The accurate diagnosis of ATTR-CM without the need for invasive cardiac biopsy can be made with nuclear scintigraphy using bone-avid radiotracers. Nuclear imaging with bone-avid tracers has been reported to confer a 100% specificity for ATTR-CM when there is Grade 2 or 3 tracer uptake in a patient with clinical suspicion for cardiac amyloidosis in whom serum and urine testing are negative for a gammopathy, ruling out light-chain systemic amyloidosis.10
Atrial involvement in amyloidosis could be secondary to systemic amyloidosis or as an isolated atrial amyloidosis. Amyloid deposits in the atria may be found as focal, multifocal, or diffuse nodules disrupting the normal tissue architecture. They are associated with extensive atrial remodeling and lead to atrial electromechanical dissociation causing arrhythmias such as AF. Blood stasis in the atria may occur even in patients in sinus rhythm due to ineffective atrial contractions and lead to thrombosis and thromboembolism.6
Isolated atrial amyloidosis is limited to the atria and is the result of the overproduction of atrial natriuretic peptide, a peptide synthesized by atrial cardiomyocytes.11 The deposits are more common in women and in patients undergoing mitral valve replacement with pronounced left-atrial deposits.12
Tc-99m-PYP scintigraphy has been shown to have atrial uptake in 78% and right ventricle uptake in 93% of cases.13 However, our patient had predominant right-atrial uptake compared with mild uptake in the right and left ventricles, in contrast with previous reported cases, suggesting a predominantly right-atrium variant.13
There have been reports of AL-type amyloidosis from India. However, the first proven case of familial amyloid polyneuropathy was reported in 2018 resulting from a heterozygous missense mutation of Val30Ala.14 Another case of mutant-type ATTR with ulcerative colitis was reported from India in 2019, which showed a pathogenic disease-causing mutation in exon 3 with a resultant amino acid change at position 55 from leucine to proline.15
Our patient was initially misdiagnosed as having HCM. After reviewing the patient’s symptoms and noticing red flag signs on her echocardiography, non-invasive imaging (cardiac MRI and nuclear imaging) along with genetic testing helped us reach the diagnosis of wtATTR-CM. A high index of suspicion is needed to diagnose ATTR-CM, which is a mimic of HCM and can cause asymmetric septal hypertrophy. A literature search revealed no other published report of a genetically proven right atrium variant of wtATTR-CM in India.
Conclusion
Amyloidosis is no longer considered an orphan disease. The clinician should be aware of the red flags for early detection and treatment. Atrial involvement can influence clinical outcomes by hastening the occurrence of AF and thromboembolism. Advanced imaging modalities, in particular cardiac MRI and Tc-99m-PYP scintigraphy, simplify the diagnosis of ATTR-CM. To the best of our knowledge this is the first wtATTR confirmed by genetic studies from India. Preferential involvement of the right atrium as evidenced by increased uptake of pyrophosphate by Tc-99m-PYP scintigraphy in comparison with the left ventricle indicates a right atrium variant of ATTR.
Clinical Perspective
- Amyloidosis is characterized by the extracellular deposition of misfolded protein in various organs.

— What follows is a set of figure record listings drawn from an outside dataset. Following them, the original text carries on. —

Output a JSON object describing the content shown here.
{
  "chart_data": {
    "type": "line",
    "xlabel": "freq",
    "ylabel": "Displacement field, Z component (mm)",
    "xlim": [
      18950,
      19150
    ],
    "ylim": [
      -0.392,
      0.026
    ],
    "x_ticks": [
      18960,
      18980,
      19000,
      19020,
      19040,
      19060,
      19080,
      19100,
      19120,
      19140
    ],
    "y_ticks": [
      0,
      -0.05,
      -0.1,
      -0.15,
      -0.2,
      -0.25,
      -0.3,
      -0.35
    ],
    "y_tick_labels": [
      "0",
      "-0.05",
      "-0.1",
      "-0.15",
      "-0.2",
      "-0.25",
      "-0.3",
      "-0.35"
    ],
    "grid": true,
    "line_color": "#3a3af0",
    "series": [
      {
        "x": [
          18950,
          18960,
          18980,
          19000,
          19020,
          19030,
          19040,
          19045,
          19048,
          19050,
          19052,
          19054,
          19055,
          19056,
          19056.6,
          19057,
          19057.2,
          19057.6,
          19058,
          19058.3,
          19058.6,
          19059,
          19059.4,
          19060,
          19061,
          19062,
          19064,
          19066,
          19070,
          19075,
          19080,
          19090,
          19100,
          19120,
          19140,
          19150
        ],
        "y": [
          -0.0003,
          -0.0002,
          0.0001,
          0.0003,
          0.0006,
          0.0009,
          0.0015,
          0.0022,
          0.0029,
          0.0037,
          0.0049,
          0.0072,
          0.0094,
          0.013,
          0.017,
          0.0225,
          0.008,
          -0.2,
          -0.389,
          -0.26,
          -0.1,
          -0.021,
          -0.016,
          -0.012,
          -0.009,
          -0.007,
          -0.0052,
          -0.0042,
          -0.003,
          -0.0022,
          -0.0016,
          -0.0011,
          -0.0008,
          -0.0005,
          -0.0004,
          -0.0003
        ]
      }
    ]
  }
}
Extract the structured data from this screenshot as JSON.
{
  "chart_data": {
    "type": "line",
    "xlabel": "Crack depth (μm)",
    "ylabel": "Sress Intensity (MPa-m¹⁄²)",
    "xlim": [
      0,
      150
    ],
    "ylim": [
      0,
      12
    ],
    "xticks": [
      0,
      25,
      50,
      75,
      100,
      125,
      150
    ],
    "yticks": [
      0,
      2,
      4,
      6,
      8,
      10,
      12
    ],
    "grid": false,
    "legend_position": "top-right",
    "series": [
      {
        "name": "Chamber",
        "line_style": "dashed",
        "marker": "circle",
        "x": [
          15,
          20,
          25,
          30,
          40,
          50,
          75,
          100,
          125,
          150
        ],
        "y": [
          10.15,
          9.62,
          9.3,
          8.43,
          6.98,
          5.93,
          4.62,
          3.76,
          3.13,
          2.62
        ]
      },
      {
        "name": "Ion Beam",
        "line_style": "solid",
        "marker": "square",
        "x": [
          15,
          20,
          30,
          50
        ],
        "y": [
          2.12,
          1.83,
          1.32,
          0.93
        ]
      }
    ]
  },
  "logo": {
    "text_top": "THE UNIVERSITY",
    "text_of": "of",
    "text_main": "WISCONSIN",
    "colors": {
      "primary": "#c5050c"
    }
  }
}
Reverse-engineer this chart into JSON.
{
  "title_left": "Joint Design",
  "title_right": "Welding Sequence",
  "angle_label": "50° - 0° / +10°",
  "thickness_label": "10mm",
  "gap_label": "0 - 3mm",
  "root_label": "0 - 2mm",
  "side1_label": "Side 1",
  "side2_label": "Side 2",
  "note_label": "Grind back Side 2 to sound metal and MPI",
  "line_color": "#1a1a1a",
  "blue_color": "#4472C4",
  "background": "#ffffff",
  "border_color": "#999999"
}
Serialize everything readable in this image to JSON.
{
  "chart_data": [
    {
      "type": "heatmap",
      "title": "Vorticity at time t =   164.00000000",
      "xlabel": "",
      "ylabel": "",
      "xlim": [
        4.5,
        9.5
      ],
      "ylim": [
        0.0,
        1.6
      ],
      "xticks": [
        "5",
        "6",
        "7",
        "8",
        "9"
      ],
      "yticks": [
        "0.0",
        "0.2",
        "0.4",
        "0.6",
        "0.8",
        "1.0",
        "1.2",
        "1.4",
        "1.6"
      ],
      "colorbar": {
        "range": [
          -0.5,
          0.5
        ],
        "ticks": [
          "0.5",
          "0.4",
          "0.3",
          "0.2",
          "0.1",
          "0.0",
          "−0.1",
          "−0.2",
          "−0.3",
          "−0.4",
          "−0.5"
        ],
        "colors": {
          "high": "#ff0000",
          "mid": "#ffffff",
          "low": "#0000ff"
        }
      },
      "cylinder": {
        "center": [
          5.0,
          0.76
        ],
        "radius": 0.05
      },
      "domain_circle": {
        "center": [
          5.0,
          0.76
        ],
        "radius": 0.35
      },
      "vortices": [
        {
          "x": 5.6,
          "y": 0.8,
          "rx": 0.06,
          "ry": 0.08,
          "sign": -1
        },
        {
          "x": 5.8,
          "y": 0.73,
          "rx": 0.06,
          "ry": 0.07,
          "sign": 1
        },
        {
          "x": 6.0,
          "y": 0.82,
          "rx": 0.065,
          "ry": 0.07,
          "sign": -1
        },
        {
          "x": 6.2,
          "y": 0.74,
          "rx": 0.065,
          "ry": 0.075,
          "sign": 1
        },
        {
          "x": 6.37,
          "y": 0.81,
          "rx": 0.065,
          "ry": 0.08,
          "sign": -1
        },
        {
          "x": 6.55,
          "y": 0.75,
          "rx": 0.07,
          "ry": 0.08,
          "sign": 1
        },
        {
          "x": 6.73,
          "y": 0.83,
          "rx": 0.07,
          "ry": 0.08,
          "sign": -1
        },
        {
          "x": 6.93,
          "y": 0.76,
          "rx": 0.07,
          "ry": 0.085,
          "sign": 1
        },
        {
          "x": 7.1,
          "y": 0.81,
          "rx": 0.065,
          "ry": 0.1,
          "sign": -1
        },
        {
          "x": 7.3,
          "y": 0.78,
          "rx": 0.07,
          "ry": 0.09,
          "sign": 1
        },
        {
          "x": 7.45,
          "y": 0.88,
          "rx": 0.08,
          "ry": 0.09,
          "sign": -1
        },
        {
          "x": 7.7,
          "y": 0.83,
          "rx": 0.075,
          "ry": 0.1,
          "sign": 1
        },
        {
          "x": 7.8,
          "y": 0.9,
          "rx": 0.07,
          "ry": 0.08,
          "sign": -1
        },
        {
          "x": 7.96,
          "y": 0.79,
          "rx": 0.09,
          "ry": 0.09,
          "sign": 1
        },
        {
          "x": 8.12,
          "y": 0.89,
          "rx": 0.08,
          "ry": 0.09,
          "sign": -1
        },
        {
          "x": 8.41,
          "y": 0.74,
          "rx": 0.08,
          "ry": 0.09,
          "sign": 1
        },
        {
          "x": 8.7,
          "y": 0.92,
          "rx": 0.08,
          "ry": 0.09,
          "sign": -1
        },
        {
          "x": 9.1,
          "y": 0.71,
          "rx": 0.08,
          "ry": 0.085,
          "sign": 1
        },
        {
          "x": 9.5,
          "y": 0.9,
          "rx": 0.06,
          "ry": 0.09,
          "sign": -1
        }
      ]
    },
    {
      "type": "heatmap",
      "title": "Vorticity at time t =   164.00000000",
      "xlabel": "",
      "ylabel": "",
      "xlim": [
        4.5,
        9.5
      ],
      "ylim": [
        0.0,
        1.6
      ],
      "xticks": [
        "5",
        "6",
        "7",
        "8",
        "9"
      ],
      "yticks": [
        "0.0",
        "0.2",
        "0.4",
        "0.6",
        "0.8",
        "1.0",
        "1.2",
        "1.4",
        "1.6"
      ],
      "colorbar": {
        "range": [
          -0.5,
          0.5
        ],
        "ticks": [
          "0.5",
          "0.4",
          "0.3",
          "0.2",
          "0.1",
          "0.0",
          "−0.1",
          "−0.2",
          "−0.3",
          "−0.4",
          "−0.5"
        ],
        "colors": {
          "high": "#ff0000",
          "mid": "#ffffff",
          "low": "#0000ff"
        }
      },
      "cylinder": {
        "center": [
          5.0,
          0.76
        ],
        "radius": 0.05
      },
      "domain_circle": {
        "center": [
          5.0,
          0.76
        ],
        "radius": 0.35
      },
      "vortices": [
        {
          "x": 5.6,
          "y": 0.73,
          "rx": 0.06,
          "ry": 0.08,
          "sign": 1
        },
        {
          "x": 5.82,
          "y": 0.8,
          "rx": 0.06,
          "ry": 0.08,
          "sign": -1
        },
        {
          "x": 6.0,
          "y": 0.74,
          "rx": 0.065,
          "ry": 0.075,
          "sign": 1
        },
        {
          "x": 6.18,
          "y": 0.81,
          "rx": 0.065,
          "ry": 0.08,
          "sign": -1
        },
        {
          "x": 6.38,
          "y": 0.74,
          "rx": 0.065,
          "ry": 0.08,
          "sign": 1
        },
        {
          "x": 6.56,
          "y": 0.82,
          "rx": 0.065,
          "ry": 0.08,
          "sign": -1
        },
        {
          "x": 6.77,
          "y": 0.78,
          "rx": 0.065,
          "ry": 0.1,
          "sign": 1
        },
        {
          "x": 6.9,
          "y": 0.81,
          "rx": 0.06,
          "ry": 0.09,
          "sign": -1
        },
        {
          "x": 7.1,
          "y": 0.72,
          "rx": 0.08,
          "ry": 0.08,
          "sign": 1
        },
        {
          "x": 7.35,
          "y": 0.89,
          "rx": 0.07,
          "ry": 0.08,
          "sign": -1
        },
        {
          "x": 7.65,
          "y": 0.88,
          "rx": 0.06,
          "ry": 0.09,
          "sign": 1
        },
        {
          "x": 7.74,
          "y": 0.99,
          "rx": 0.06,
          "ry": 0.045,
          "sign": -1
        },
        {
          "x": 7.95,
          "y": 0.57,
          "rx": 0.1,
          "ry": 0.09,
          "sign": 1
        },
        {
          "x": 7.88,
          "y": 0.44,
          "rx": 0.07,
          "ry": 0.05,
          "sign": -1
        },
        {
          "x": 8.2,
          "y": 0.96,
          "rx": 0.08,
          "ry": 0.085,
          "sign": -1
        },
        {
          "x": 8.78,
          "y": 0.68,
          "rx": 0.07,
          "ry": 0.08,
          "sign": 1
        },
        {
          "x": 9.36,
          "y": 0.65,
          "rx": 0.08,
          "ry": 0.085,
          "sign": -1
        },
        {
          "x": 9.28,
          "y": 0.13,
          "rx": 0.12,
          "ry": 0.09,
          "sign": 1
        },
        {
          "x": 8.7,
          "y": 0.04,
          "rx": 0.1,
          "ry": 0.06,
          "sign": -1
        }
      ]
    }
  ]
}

- The diagnosis of wild-type transthyretin amyloidosis is simplified with nuclear scintigraphy using bone-avid radiotracers.
- Atrial amyloidosis develops in the early stages of light-chain and transthyretin amyloidosis and is associated with an increased risk of supraventricular arrhythmias and thromboembolic events.
- Atrial amyloidosis can be found even in the absence of systemic disease and left-ventricular involvement.